“Uma boa gargalhada e um longo sono são os melhores tratamentos no livro do médico”, recorda-nos um velho e sabedor provérbio irlandês. Palavras que o especialista em Medicina do Sono, Tiago Sá, transpõe para abertura de um dos capítulos do seu livro, Acabe com a Noites em Branco (edição Planeta). À pergunta, “dormir é o melhor remédio?”, o médico responde com um "sim". O sono é um dos pilares da nossa saúde, a par de uma alimentação equilibrada e do exercício físico. Contudo, a nossa sociedade parece menosprezá-lo e mesmo esquecê-lo.
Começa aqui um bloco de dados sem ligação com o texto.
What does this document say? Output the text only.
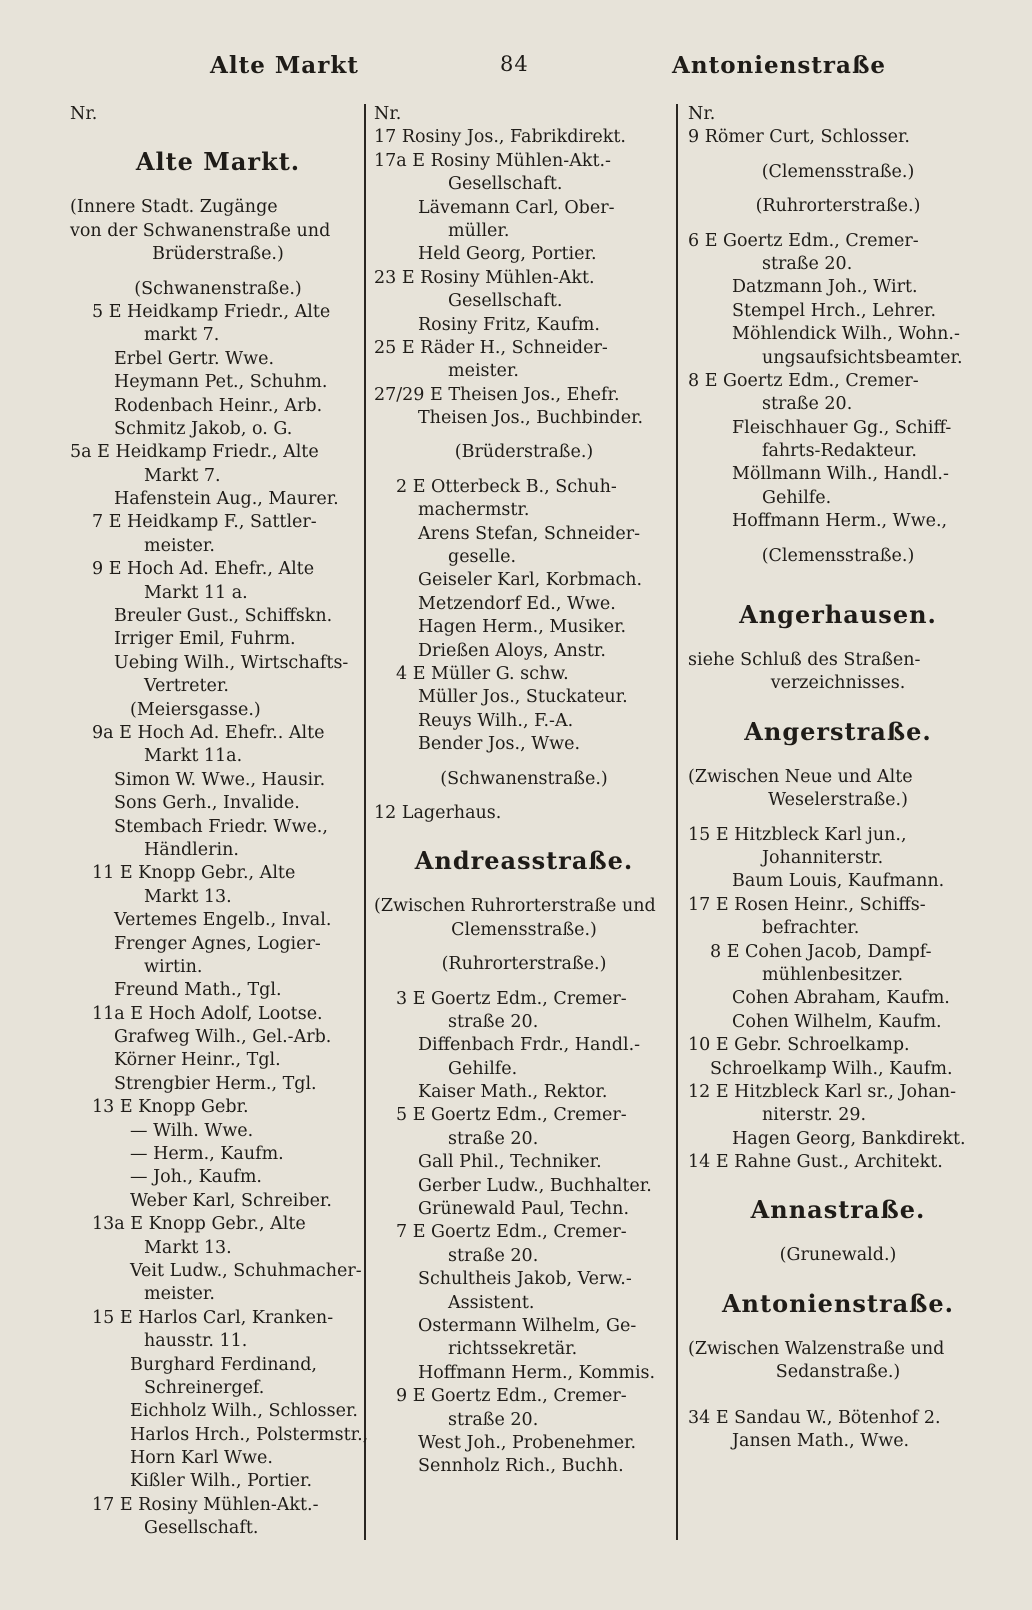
Alte Markt	84	Antonienstraße
Nr.
Alte Markt.
(Innere Stadt. Zugänge
von der Schwanenstraße und
Brüderstraße.)
(Schwanenstraße.)
5 E Heidkamp Friedr., Alte
markt 7.
Erbel Gertr. Wwe.
Heymann Pet., Schuhm.
Rodenbach Heinr., Arb.
Schmitz Jakob, o. G.
5a E Heidkamp Friedr., Alte
Markt 7.
Hafenstein Aug., Maurer.
7 E Heidkamp F., Sattler-
meister.
9 E Hoch Ad. Ehefr., Alte
Markt 11 a.
Breuler Gust., Schiffskn.
Irriger Emil, Fuhrm.
Uebing Wilh., Wirtschafts-
Vertreter.
(Meiersgasse.)
9a E Hoch Ad. Ehefr.. Alte
Markt 11a.
Simon W. Wwe., Hausir.
Sons Gerh., Invalide.
Stembach Friedr. Wwe.,
Händlerin.
11 E Knopp Gebr., Alte
Markt 13.
Vertemes Engelb., Inval.
Frenger Agnes, Logier-
wirtin.
Freund Math., Tgl.
11a E Hoch Adolf, Lootse.
Grafweg Wilh., Gel.-Arb.
Körner Heinr., Tgl.
Strengbier Herm., Tgl.
13 E Knopp Gebr.
— Wilh. Wwe.
— Herm., Kaufm.
— Joh., Kaufm.
Weber Karl, Schreiber.
13a E Knopp Gebr., Alte
Markt 13.
Veit Ludw., Schuhmacher-
meister.
15 E Harlos Carl, Kranken-
hausstr. 11.
Burghard Ferdinand,
Schreinergef.
Eichholz Wilh., Schlosser.
Harlos Hrch., Polstermstr.,
Horn Karl Wwe.
Kißler Wilh., Portier.
17 E Rosiny Mühlen-Akt.-
Gesellschaft.
Nr.
17 Rosiny Jos., Fabrikdirekt.
17a E Rosiny Mühlen-Akt.-
Gesellschaft.
Lävemann Carl, Ober-
müller.
Held Georg, Portier.
23 E Rosiny Mühlen-Akt.
Gesellschaft.
Rosiny Fritz, Kaufm.
25 E Räder H., Schneider-
meister.
27/29 E Theisen Jos., Ehefr.
Theisen Jos., Buchbinder.
(Brüderstraße.)
2 E Otterbeck B., Schuh-
machermstr.
Arens Stefan, Schneider-
geselle.
Geiseler Karl, Korbmach.
Metzendorf Ed., Wwe.
Hagen Herm., Musiker.
Drießen Aloys, Anstr.
4 E Müller G. schw.
Müller Jos., Stuckateur.
Reuys Wilh., F.-A.
Bender Jos., Wwe.
(Schwanenstraße.)
12 Lagerhaus.
Andreasstraße.
(Zwischen Ruhrorterstraße und
Clemensstraße.)
(Ruhrorterstraße.)
3 E Goertz Edm., Cremer-
straße 20.
Diffenbach Frdr., Handl.-
Gehilfe.
Kaiser Math., Rektor.
5 E Goertz Edm., Cremer-
straße 20.
Gall Phil., Techniker.
Gerber Ludw., Buchhalter.
Grünewald Paul, Techn.
7 E Goertz Edm., Cremer-
straße 20.
Schultheis Jakob, Verw.-
Assistent.
Ostermann Wilhelm, Ge-
richtssekretär.
Hoffmann Herm., Kommis.
9 E Goertz Edm., Cremer-
straße 20.
West Joh., Probenehmer.
Sennholz Rich., Buchh.
Nr.
9 Römer Curt, Schlosser.
(Clemensstraße.)
(Ruhrorterstraße.)
6 E Goertz Edm., Cremer-
straße 20.
Datzmann Joh., Wirt.
Stempel Hrch., Lehrer.
Möhlendick Wilh., Wohn.-
ungsaufsichtsbeamter.
8 E Goertz Edm., Cremer-
straße 20.
Fleischhauer Gg., Schiff-
fahrts-Redakteur.
Möllmann Wilh., Handl.-
Gehilfe.
Hoffmann Herm., Wwe.,
(Clemensstraße.)
Angerhausen.
siehe Schluß des Straßen-
verzeichnisses.
Angerstraße.
(Zwischen Neue und Alte
Weselerstraße.)
15 E Hitzbleck Karl jun.,
Johanniterstr.
Baum Louis, Kaufmann.
17 E Rosen Heinr., Schiffs-
befrachter.
8 E Cohen Jacob, Dampf-
mühlenbesitzer.
Cohen Abraham, Kaufm.
Cohen Wilhelm, Kaufm.
10 E Gebr. Schroelkamp.
Schroelkamp Wilh., Kaufm.
12 E Hitzbleck Karl sr., Johan-
niterstr. 29.
Hagen Georg, Bankdirekt.
14 E Rahne Gust., Architekt.
Annastraße.
(Grunewald.)
Antonienstraße.
(Zwischen Walzenstraße und
Sedanstraße.)
34 E Sandau W., Bötenhof 2.
Jansen Math., Wwe.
Vivemos num mundo de luzes, de ecrãs, de música, de velocidade, de noites que se assemelham a dias, não nos sobra agenda face às inúmeras solicitações. Não há espaço nem tempo para um bocejo. “Temos de desacelerar”, recorda-nos Tiago Sá, nascido em Braga, com estudos em Medicina na cidade de Coimbra e formação em Pneumologia no Hospital de Santa Maria, em Lisboa.

Há bons argumentos para a travagem a fundo na vertigem dos dias. Porquê? Aprender, memorizar, tomar decisões dependem de um bom sono. Este, o sono reparador, coopera para afastar o pesadelo da diabetes mellitus tipo 2, hipertensão arterial, enfarte agudo do miocárdio. Em termos absolutos, a privação do sono é mais do que um problema individual, mas também social e económico.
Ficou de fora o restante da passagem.